Nonlinear Effects of Optimization-Induced Complexity
We have school holidays this week, so I’m reposting wonderful comments that would otherwise be lost somewhere in the page margins. Today: Minh Ha on recent Facebook failure and overly complex systems (slightly edited).
I incidentally commented on your NSF post some 3 weeks before […the Facebook outage…] happened, on the unpredictable nature of nonlinear effects resulting from optimization-induced complexity. Their outage just drives home the point that optimization is a dumb process and leads to combinations of circular dependency that no one can account for and test.
The combinations can be infinite given the parameter space in a large network with lots of features turned on; who has the capability to enumerate all of the twists and turns, let alone test them? Let’s face it: tail risks in a complex system aka Black Swan events, by their non-linear nature, cannot be predicted – think Fukushima – so instead of trying to rationalize them after the fact, it’s much better to go simple in the first place.

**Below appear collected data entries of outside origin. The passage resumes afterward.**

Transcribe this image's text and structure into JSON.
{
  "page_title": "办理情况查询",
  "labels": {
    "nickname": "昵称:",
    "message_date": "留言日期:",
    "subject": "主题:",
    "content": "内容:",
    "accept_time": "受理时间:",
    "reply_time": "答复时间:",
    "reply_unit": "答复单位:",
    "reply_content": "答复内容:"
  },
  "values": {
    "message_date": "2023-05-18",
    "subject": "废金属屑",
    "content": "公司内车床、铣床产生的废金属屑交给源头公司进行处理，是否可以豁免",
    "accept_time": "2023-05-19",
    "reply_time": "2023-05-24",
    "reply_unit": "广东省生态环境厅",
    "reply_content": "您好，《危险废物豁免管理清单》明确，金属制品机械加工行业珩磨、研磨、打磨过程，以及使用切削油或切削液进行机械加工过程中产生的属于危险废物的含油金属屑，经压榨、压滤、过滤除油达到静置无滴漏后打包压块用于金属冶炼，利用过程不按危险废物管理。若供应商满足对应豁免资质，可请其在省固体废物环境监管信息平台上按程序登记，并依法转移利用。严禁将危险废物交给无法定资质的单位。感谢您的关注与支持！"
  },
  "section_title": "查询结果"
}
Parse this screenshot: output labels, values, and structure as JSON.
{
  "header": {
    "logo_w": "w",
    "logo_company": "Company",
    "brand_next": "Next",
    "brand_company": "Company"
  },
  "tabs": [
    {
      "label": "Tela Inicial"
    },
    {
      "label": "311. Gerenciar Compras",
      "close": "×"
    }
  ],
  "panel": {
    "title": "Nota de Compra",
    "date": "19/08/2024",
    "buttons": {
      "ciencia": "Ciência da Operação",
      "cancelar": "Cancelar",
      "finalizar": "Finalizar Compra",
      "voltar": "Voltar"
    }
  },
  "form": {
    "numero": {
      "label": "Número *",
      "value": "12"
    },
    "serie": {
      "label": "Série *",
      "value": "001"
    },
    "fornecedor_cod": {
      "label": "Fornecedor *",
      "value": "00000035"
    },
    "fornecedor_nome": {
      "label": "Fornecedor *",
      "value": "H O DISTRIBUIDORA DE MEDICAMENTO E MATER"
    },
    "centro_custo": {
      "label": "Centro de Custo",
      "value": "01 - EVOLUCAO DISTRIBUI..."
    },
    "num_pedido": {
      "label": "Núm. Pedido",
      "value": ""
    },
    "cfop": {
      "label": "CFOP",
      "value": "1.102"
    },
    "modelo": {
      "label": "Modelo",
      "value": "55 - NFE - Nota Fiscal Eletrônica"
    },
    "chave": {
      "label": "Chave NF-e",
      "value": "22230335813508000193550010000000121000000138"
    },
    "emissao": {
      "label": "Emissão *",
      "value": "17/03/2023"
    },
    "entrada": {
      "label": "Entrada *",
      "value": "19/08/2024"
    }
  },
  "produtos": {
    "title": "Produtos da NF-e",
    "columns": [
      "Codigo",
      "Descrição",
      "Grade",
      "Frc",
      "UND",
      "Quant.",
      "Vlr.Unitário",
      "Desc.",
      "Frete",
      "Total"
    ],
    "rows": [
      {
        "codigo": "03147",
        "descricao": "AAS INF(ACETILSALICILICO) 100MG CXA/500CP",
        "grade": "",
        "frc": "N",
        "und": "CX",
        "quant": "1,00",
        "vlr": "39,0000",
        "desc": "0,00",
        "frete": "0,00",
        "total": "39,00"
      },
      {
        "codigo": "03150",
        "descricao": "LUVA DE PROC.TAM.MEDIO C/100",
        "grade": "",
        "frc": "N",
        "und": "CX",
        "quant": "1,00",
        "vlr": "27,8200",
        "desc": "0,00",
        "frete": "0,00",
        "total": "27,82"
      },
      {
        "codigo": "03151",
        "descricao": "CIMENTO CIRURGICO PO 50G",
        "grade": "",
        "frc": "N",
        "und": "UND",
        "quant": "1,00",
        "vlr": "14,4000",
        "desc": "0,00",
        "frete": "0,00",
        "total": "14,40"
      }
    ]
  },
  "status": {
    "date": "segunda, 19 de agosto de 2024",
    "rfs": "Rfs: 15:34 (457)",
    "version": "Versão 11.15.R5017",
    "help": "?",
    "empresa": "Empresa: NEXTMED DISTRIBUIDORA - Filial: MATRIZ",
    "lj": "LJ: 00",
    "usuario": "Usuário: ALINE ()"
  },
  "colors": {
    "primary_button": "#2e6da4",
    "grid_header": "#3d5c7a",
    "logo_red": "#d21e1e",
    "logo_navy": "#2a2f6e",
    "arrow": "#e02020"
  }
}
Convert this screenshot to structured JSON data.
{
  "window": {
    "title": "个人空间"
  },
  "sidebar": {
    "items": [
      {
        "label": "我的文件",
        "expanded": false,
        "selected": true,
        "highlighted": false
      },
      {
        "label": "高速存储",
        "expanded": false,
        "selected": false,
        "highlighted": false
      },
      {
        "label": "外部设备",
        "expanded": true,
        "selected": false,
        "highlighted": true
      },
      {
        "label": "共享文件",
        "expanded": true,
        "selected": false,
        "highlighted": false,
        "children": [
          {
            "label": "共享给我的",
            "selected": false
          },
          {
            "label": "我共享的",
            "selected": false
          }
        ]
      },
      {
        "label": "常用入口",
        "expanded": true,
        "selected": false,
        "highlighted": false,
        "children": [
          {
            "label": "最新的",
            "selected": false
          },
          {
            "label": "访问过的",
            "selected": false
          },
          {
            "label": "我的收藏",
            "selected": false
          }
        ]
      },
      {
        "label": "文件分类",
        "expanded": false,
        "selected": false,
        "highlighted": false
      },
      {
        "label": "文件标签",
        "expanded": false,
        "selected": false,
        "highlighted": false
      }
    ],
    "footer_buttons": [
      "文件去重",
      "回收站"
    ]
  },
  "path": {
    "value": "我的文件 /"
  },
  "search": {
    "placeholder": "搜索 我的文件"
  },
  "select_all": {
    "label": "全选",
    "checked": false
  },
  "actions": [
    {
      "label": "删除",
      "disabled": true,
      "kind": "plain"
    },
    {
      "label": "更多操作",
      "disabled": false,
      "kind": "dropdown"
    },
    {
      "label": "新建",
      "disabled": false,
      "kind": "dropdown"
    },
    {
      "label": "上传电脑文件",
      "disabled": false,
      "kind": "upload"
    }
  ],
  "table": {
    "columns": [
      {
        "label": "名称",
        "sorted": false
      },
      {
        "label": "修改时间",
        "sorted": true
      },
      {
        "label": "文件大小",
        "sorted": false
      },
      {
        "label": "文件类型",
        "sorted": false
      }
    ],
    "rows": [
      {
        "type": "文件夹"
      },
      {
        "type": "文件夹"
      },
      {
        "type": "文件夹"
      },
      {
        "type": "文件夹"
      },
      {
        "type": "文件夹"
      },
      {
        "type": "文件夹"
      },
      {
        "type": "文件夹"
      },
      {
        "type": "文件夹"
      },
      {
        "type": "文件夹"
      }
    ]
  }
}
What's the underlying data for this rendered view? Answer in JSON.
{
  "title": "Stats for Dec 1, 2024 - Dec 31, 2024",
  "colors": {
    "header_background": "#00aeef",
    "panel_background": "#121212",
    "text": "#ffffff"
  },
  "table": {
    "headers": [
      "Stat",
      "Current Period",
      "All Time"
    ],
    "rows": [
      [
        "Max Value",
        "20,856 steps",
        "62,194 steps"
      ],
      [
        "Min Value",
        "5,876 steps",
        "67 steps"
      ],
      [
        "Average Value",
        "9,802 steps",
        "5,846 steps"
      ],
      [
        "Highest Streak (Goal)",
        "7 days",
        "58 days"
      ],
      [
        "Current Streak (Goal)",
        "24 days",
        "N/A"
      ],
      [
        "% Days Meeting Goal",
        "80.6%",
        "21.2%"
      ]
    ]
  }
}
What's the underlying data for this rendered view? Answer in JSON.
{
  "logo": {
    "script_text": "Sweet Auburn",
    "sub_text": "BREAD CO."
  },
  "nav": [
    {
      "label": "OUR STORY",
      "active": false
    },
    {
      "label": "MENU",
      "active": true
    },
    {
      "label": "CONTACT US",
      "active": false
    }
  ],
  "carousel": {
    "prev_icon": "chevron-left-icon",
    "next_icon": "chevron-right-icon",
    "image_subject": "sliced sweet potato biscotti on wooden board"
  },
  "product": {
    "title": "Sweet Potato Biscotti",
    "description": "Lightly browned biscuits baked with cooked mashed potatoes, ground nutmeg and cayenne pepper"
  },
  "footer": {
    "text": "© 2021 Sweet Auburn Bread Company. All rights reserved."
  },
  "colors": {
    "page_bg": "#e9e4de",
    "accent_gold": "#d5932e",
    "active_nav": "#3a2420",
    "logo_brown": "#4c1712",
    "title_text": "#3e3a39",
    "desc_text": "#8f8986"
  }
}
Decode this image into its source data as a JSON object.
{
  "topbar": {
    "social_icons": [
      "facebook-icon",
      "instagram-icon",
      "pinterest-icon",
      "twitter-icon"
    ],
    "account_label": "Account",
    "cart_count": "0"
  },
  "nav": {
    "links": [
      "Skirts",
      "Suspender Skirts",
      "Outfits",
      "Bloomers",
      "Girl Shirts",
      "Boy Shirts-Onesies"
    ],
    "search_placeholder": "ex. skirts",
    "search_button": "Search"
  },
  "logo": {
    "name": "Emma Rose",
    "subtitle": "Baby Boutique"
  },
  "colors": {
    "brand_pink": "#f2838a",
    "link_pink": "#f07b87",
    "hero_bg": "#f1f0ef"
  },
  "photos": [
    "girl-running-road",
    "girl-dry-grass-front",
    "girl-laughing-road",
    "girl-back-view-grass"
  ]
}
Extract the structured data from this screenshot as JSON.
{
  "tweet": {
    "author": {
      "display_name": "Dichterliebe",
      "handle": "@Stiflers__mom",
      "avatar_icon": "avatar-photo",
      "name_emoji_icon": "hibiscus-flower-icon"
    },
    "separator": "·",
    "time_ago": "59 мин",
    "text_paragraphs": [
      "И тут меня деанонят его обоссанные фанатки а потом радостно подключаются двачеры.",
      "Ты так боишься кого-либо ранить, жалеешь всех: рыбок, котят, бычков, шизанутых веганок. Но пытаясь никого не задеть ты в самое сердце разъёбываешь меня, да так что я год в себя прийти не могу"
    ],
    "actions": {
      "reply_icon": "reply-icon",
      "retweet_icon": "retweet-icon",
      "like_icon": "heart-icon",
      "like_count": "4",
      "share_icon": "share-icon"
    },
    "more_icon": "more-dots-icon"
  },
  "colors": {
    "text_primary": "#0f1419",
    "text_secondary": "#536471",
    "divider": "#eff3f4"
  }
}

Reading the many papers that FB IT Teams published over the years, and one can’t help but get the notion that a lot of what these guys do is change for the sake of change. Have to wonder if that’s part of their job security? If so, the very same reason is the cause behind the downfall of Big Science, where profit incentive drives people away from doing real science and into shitty career-building and grant-winning parlor tricks. FB IT, including their network teams, always seem to be on the run for one sort of optimization or another – I suppose the same thing can be said about other HyperScalers as well, and the AGILE movement in general, so this is not directed just toward FB – but are most of their optimizations optimal or even necessary? I tend to seek out heretic discoveries due to my big distrust of the mainstream, and in one example, looks like a lot of advanced routing tricks fare no better than plain-old BGP:
So much for optimization. The upside is questionable, while the downside blatantly obvious, exemplified by this outage and the likes. When you cramp too much crap in, at some stage a bifurcation point will be reached, when even a small tiny change will propagate throughout the entire system, causing phase transition and potential collapse, depending on the nature of the change. That is the true Butterfly effect, and not the popular, jaded Butterfly effect people like to brag about in the mainstream. But IT people, being ignorant of this, don’t seem to care much about adding complexity on top of complexity, because it makes them look smart.
This, IMO, is one consequence of ****ing around too much with software and computers, of the BS software-eating-the-world mentality. People who spend all day in front of the PC screen lose touch with physical reality, and become stupid nerds thinking all the stuff they read in science fiction can be realized. Over-reliance on technology, attributing non-existent power to it, is a manifestation of this WOKE mentality – I said over-reliance because look how they couldn’t even get into the office after the outage. Maybe making RFC 1925 mandatory reading for all IT workers can be a step in the right direction to help reverse this trend.
As for “Every large-enough system is full of circular dependencies (someone should make a law out of that)”, see How Complex Systems Fail. There’s also RFC 3439 that is essentially RFC 1925 BY EXAMPLES. RFC 1925 raises the thesis, 3439 gives it detailed treatment. It is, therefore, a crucial reading that everyone serious about networking must read. Read and re-read, time and time again, to appreciate the lessons in it, and see what a mess the current stage of networking really is.